At this stage, I have marked and returned feedback for 60+ essay plans at Levels 2 and 3. For both cohorts, I offered two deadlines, an early one in Week 5 of a 12 wek semester, and a second deadline in Week 8. Students could choose which deadline they were submitting for, and in both instances, I undertook to return feedback within a week, a tight turnaround time for me, but one I met; this is important to turn the plans round fast or the students have not got time to reflect on my feedback and write the essay up.
Of the plans I marked, quite a few were very well structured and developed for the first few sections of the essay, but this quality of work trailed off sharply towards the end. You could really see the point at which the writer had run out off time for getting the plan sorted and wrote’ Conclusion: summarize arguments’, which is really not very helpful and indicates that the thinking about a piece of writing is simply not done yet. Of course, I have followed up my written feedback on the plans with talking to students, and what became apparent then was something I had not anticipated. Because students were aware that I had indicated a one-week turnaround time for the submitted essay plans, they had moved off their work on my essay and worked on something else, and by the time they had my feedback and returned to their plans, their thinking had developed substantially, and in all cases indicated that the final structure for the essay would be better than the plans had indicated. I am hopeful that this exercise will result in higher quality essays for me to read but also a more pleasurable writing process for the students.

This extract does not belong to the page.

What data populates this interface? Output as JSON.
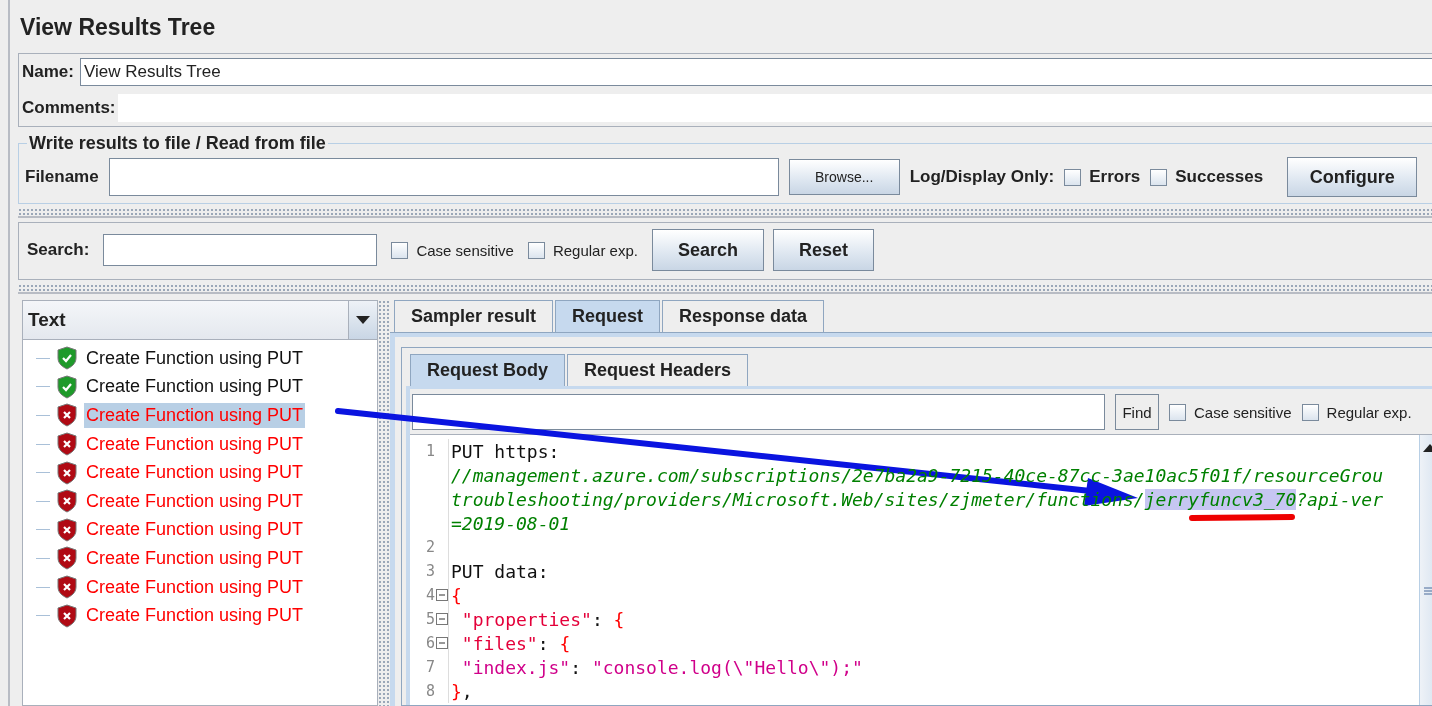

A second group of plans clustered itself together in a group best named the ‘Doubting Thomas’ group. These students engaged very superficially with the exercise and reproduced different types of plans in the #mumfordmethod 2-column format, but there was little linearity in those. Of course, This method of planning does not suit everybody’s writing and planning style, but I still expect that students in this group still benefited from planning in any way.
And then there was a third group who produced truly superb plans, linear, structured, with a nice sense of balance between analysis and description. The feedback I have had on the plans from this particular group tells of students who plan anyway but who have been challenged to refine their plans. In one instance, I saw a student plan by hand, carefully handwriting arguments. She articulated this process as one where by handwriting the plan she forces herself to think slowly, so her hand can keep up with the speed of her thinking, and to think carefully, as she does not want to have to rewrite her plan by hand. The structure of that essay looks as tight as any I have seen, so fingers crossed.
And something else has happened which is immensely pleasing to me: I have never seen more copies of a dictionary and a thesaurus out on tables in my building. With the process of planning concluded, the students have moved to the process of writing well, and seem to be rediscovering their love of words.